Each plugin "package" would be installed into a venv which would be
managed by BuildStream, and BuildStream would have to load the plugins
in such a way that each plugin would basically link only to it's own
individual venv.

I will start by enumerating the advantages I can see with this
solution:

  * Plugins would have freedom to import and depend on any external
    library they like, and BuildStream would ensure safety that
    multiple plugins with conflicting version requirements on the
    same dependency would not cause any clashes.

  * If we additionally converted the majority of our Source plugins
    to never use host tools, but to always prefer a pure python
    implementation wherever possible, this would very much improve
    the initial ramp up time for any user using BuildStream, as
    they would almost never need to install any host tool.

  * We would not need to bless any specific technique for hosting
    the plugins, people could have the option to publish plugins
    on PyPI, or use their preferred VCS so long as `pip` has support
    for installing from that VCS.

And the negative points:

  * Most importantly, Angelos has done some research into this
    and (as I rather suspected), a solution of this nature does
    not appear to be all that viable or trustworthy.

    See his posts here[3] and here[4].

  * This would imply a lot more bookkeeping to be implemented
    in BuildStream.

    - Bookkeeping of hashed venvs for any given plugin ref

    - Taking the python interpretor version into account in
      such hashing, so that we can recreate a new venv when the
      user upgrades their host python from python3.6 to python3.7,
      for example.

    - We would probably want to avoid downloading the same dependency
      twice for two separate plugins which require a common dependency,
      which might (eventually) mean a local PyPI mirror/cache of sorts.

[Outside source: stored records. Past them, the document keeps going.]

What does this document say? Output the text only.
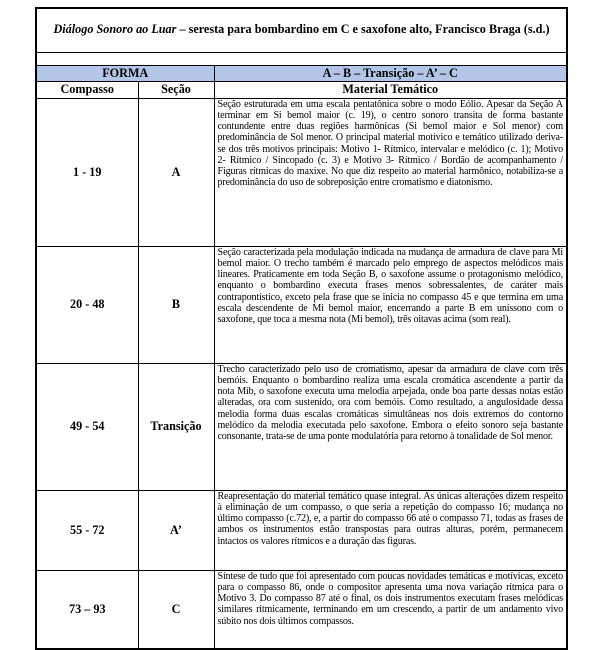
Diálogo Sonoro ao Luar – seresta para bombardino em C e saxofone alto, Francisco Braga (s.d.)		

FORMA		A – B – Transição – A’ – C
Compasso	Seção	Material Temático
1 - 19	A	Seção estruturada em uma escala pentatônica sobre o modo Eólio. Apesar da Seção A terminar em Si bemol maior (c. 19), o centro sonoro transita de forma bastante contundente entre duas regiões harmônicas (Si bemol maior e Sol menor) com predominância de Sol menor. O principal material motívico e temático utilizado deriva-se dos três motivos principais: Motivo 1- Rítmico, intervalar e melódico (c. 1); Motivo 2- Rítmico / Sincopado (c. 3) e Motivo 3- Rítmico / Bordão de acompanhamento / Figuras rítmicas do maxixe. No que diz respeito ao material harmônico, notabiliza-se a predominância do uso de sobreposição entre cromatismo e diatonismo.
20 - 48	B	Seção caracterizada pela modulação indicada na mudança de armadura de clave para Mi bemol maior. O trecho também é marcado pelo emprego de aspectos melódicos mais lineares. Praticamente em toda Seção B, o saxofone assume o protagonismo melódico, enquanto o bombardino executa frases menos sobressalentes, de caráter mais contrapontístico, exceto pela frase que se inicia no compasso 45 e que termina em uma escala descendente de Mi bemol maior, encerrando a parte B em uníssono com o saxofone, que toca a mesma nota (Mi bemol), três oitavas acima (som real).
49 - 54	Transição	Trecho caracterizado pelo uso de cromatismo, apesar da armadura de clave com três bemóis. Enquanto o bombardino realiza uma escala cromática ascendente a partir da nota Mib, o saxofone executa uma melodia arpejada, onde boa parte dessas notas estão alteradas, ora com sustenido, ora com bemóis. Como resultado, a angulosidade dessa melodia forma duas escalas cromáticas simultâneas nos dois extremos do contorno melódico da melodia executada pelo saxofone. Embora o efeito sonoro seja bastante consonante, trata-se de uma ponte modulatória para retorno à tonalidade de Sol menor.
55 - 72	A’	Reapresentação do material temático quase integral. As únicas alterações dizem respeito à eliminação de um compasso, o que seria a repetição do compasso 16; mudança no último compasso (c.72), e, a partir do compasso 66 até o compasso 71, todas as frases de ambos os instrumentos estão transpostas para outras alturas, porém, permanecem intactos os valores rítmicos e a duração das figuras.
73 – 93	C	Síntese de tudo que foi apresentado com poucas novidades temáticas e motívicas, exceto para o compasso 86, onde o compositor apresenta uma nova variação rítmica para o Motivo 3. Do compasso 87 até o final, os dois instrumentos executam frases melódicas similares ritmicamente, terminando em um crescendo, a partir de um andamento vivo súbito nos dois últimos compassos.
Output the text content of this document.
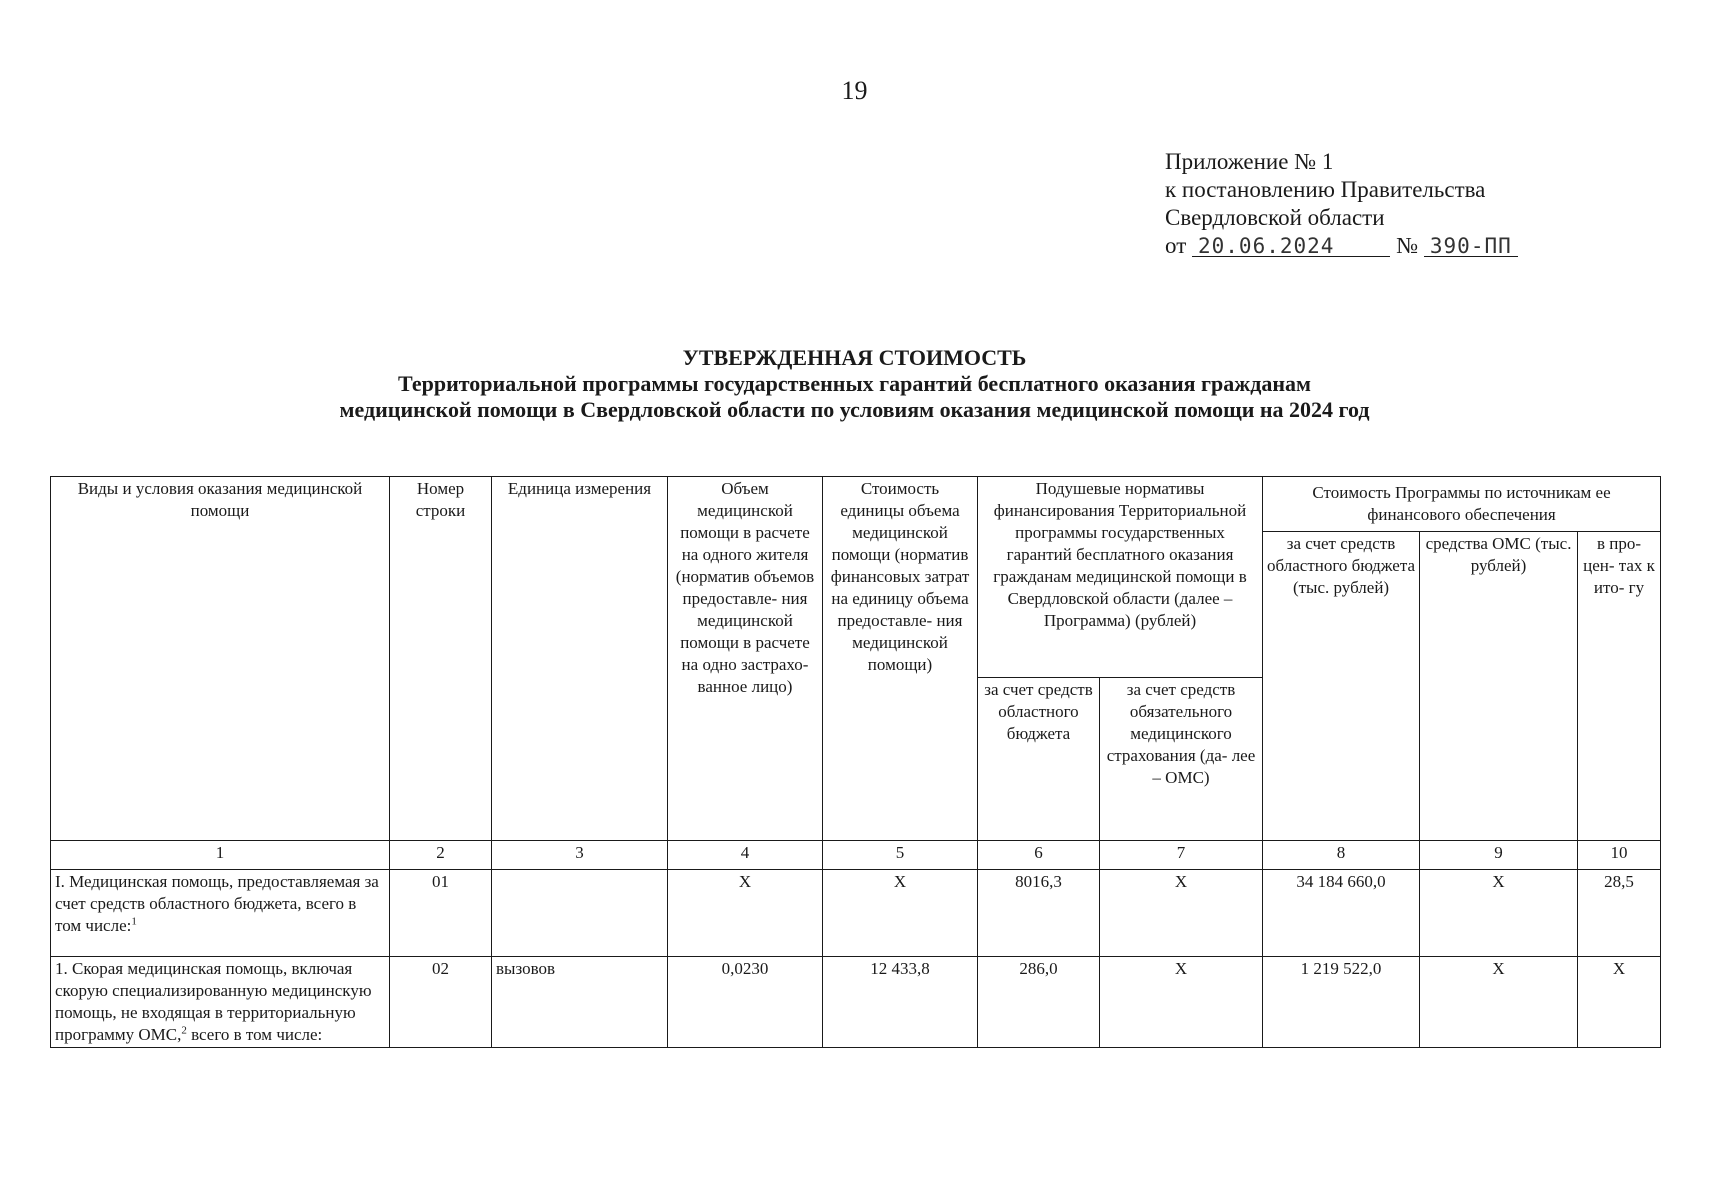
19
Приложение № 1
к постановлению Правительства
Свердловской области
от 20.06.2024	№ 390-ПП
УТВЕРЖДЕННАЯ СТОИМОСТЬ
Территориальной программы государственных гарантий бесплатного оказания гражданам
медицинской помощи в Свердловской области по условиям оказания медицинской помощи на 2024 год
Виды и условия оказания медицинской помощи	Номер строки	Единица измерения	Объем медицинской помощи в расчете на одного жителя (норматив объемов предоставле- ния медицинской помощи в расчете на одно застрахо- ванное лицо)	Стоимость единицы объема медицинской помощи (норматив финансовых затрат на единицу объема предоставле- ния медицинской помощи)	Подушевые нормативы финансирования Территориальной программы государственных гарантий бесплатного оказания гражданам медицинской помощи в Свердловской области (далее – Программа) (рублей)		Стоимость Программы по источникам ее финансового обеспечения		
							за счет средств областного бюджета (тыс. рублей)	средства ОМС (тыс. рублей)	в про- цен- тах к ито- гу
					за счет средств областного бюджета	за счет средств обязательного медицинского страхования (да- лее – ОМС)			
1	2	3	4	5	6	7	8	9	10
I. Медицинская помощь, предоставляемая за счет средств областного бюджета, всего в том числе:$^1$	01		X	X	8016,3	X	34 184 660,0	X	28,5
1. Скорая медицинская помощь, включая скорую специализированную медицинскую помощь, не входящая в территориальную программу ОМС,$^2$ всего в том числе:	02	вызовов	0,0230	12 433,8	286,0	X	1 219 522,0	X	X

    Essentially this would be a lot of local state to ensure is
    always up to date, not to mention we would have to write a lot
    of new code when compared to my original `git` origin proposal.

  * The plugin tracking implementation would probably be futile.

    We would want to support not only hosting of plugins on PyPI,
    but also allow use of any VCS which pip supports (one of the
    advantages of this proposal), but this would be very complicated
    to support for tracking purposes.

    I don't think this is a deal breaker because I don't think
    tracking of plugins is a very important part of the solution
    anyway.


Why use external dependencies ?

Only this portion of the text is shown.